Kids at parties Generally, if you are going to a formal do then leave the kids with the babysitters. More casual, family parties are fine for kids to attend, but even then they should ideally have a separate area to hang out, where they can relax and watch a movie if it all gets too much.
Outdoors For daytime parties, provide some shade. If you’re not using a marquee, consider using large beach umbrella. Even a large tarp strung up between trees or the fence can provide good shade. Don’t forget to have sunscreen and insect repellent available for your guests. For night parties, fairy lights or lanterns set the party scene while citronella torches will help keep mosquitoes at bay. Bring food outdoors as soon as possible so that guests don’t hang about indoors. Discourage guests from going indoors unless it’s to the bathroom
A few practical bits
- Keep ashtrays handy so that guests don’t throw their butts in the garden or pool. Small pots or trays filled with sand are useful.

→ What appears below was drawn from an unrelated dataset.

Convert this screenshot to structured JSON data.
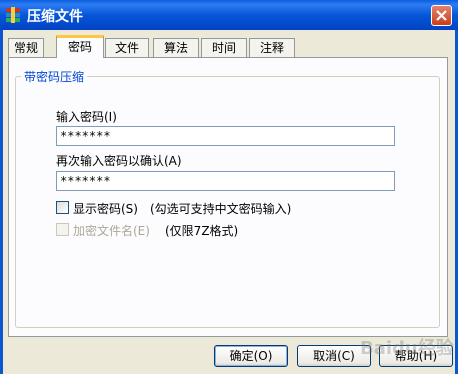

- Make sure you have plenty of garbage bins and bags on hand.
- If you don’t have a dedicated drinks fridge its a great idea to fill some buckets/an eski/the laundry sink with ice to keep drinks cool.
- Issue written invitations and give an RSVP date and contact phone number.
- Ask a couple of friends to act as bouncers.
- Move all valuable garden ornaments and vulnerable pot plants out of the way.
- Offer plenty of non-alcoholic drinks.
- Encourage guests to take a taxi home if they’ve had too much to drink
Sending them home – A terrible party will never need this step as everyone cant wait to leave! But I know you wont have that problem, if you’re like me and love your sleep you will need to help people along and there are a few ways to do this: You can be specific on your invitation, most people respect that a dinner party isn’t going to be an all-night party and will start to leave on their own, however you can start winding things down by turning on lights, turning music off, and clearing up dishes. If you have a few hangers on there is nothing wrong with announcing ‘that’s it, we’ve had a great night, it’s time to head home’. If its done properly and politely, everyone leaves on a high.